Venice is one of the most interesting and lovely places in the world. This sanctuary on a lagoon is virtually the same as it was six hundred years ago, which adds to the fascinating character. Venice has decayed since its heyday and is heavily touristed (there are slightly more tourists than residents), but the romantic charm remains.
This place may not seem huge but it is. Venice is made of different boroughs. The most famous is the area comprising the 118 islands in the main districts that are called "Sestieri" and they are: Cannaregio, Castello, Dorsoduro, San Polo, Santa Croce and San Marco, where the main monuments and sights are located. Other main districts are Isola Della Giudecca and Lido di Venezia. Other important islands include Murano, Torcello, San Francesco del Deserto and Burano, but there are several.

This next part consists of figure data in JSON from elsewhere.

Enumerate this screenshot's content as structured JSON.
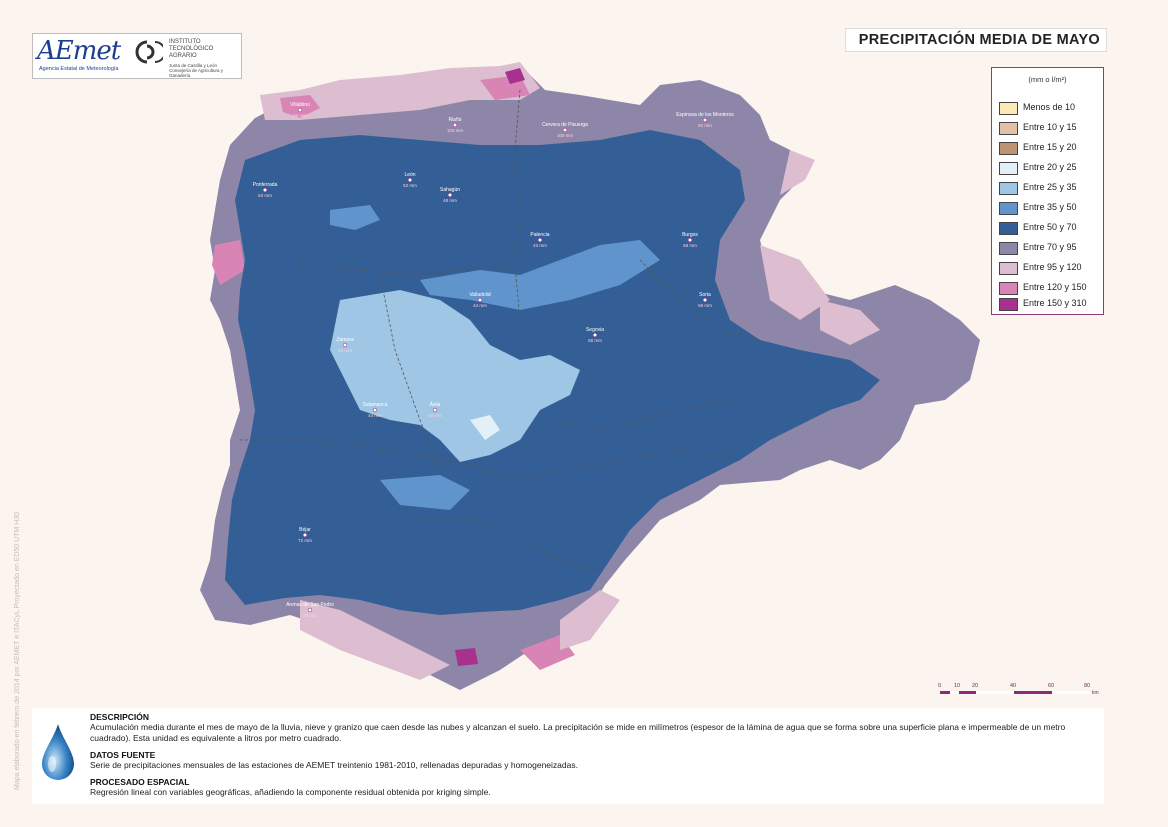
{
  "side_credit": "Mapa elaborado en febrero de 2014 por AEMET e ITACyL   Proyectado en ED50 UTM H30",
  "logos": {
    "aemet_word": "AEmet",
    "aemet_sub": "Agencia Estatal de Meteorología",
    "ita_name": "INSTITUTO\nTECNOLÓGICO\nAGRARIO",
    "ita_sub": "Junta de Castilla y León\nConsejería de Agricultura y Ganadería"
  },
  "title": "PRECIPITACIÓN MEDIA DE MAYO",
  "legend": {
    "unit": "(mm o l/m²)",
    "items": [
      {
        "label": "Menos de 10",
        "color": "#fde8b8"
      },
      {
        "label": "Entre 10 y 15",
        "color": "#e2c2a6"
      },
      {
        "label": "Entre 15 y 20",
        "color": "#b99374"
      },
      {
        "label": "Entre 20 y 25",
        "color": "#e4f0f8"
      },
      {
        "label": "Entre 25 y 35",
        "color": "#9fc6e4"
      },
      {
        "label": "Entre 35 y 50",
        "color": "#5f95cc"
      },
      {
        "label": "Entre 50 y 70",
        "color": "#335f96"
      },
      {
        "label": "Entre 70 y 95",
        "color": "#8e86a8"
      },
      {
        "label": "Entre 95 y 120",
        "color": "#dcbed0"
      },
      {
        "label": "Entre 120 y 150",
        "color": "#d884b4"
      },
      {
        "label": "Entre 150 y 310",
        "color": "#a8308e"
      }
    ]
  },
  "scale": {
    "ticks": [
      "0",
      "10",
      "20",
      "40",
      "60",
      "80"
    ],
    "unit": "km"
  },
  "stations": [
    {
      "name": "Villablino",
      "value": "95 mm"
    },
    {
      "name": "Riaño",
      "value": "100 mm"
    },
    {
      "name": "Cervera de Pisuerga",
      "value": "100 mm"
    },
    {
      "name": "Espinosa de los Monteros",
      "value": "92 mm"
    },
    {
      "name": "Ponferrada",
      "value": "63 mm"
    },
    {
      "name": "León",
      "value": "52 mm"
    },
    {
      "name": "Sahagún",
      "value": "48 mm"
    },
    {
      "name": "Palencia",
      "value": "43 mm"
    },
    {
      "name": "Burgos",
      "value": "58 mm"
    },
    {
      "name": "Soria",
      "value": "59 mm"
    },
    {
      "name": "Zamora",
      "value": "40 mm"
    },
    {
      "name": "Valladolid",
      "value": "44 mm"
    },
    {
      "name": "Salamanca",
      "value": "44 mm"
    },
    {
      "name": "Segovia",
      "value": "58 mm"
    },
    {
      "name": "Ávila",
      "value": "48 mm"
    },
    {
      "name": "Béjar",
      "value": "72 mm"
    },
    {
      "name": "Arenas de San Pedro",
      "value": "88 mm"
    }
  ],
  "info": {
    "descripcion_h": "DESCRIPCIÓN",
    "descripcion_p": "Acumulación media durante el mes de mayo de la lluvia, nieve y granizo que caen desde las nubes y alcanzan el suelo. La precipitación se mide en milímetros (espesor de la lámina de agua que se forma sobre una superficie plana e impermeable de un metro cuadrado). Esta unidad es equivalente a litros por metro cuadrado.",
    "datos_h": "DATOS FUENTE",
    "datos_p": "Serie de precipitaciones mensuales de las estaciones de AEMET treintenio 1981-2010, rellenadas depuradas y homogeneizadas.",
    "procesado_h": "PROCESADO ESPACIAL",
    "procesado_p": "Regresión lineal con variables geográficas, añadiendo la componente residual obtenida por kriging simple."
  }
}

The summer may be the worst time to visit: it's sometimes very hot and often humid, the canals usually smell, there are mosquitoes and occasional infestations of flies, and there are more tourists than usual. Spring and fall are probably best, a compromise between temperature (expect 5-15°C in March) and the tourist load. Between November and January, you may manage to feel you have Venice all to yourself, an interesting and quiet experience. Beware of the weather during the winter months: it can be quite cold, windy, and damp. Fog is an additional hazard if you are driving in or out, doubly so in the unlikely chance that you will pilot a boat. That said, if you've never been to Venice, it's better to go in summer than not to go. You won't regret it. Many cities are far worse in summer, and Venice has no cars, hence no smog.
Because Venice is on a lagoon, the water plays a crucial role in transportation. Whichever way you arrive, the last part of your journey will be on foot from the nearest waterbus/watertaxi jetty. If you need to carry or wheel bags along the narrow streets, bear this in mind when chosing your hotel location and route to it.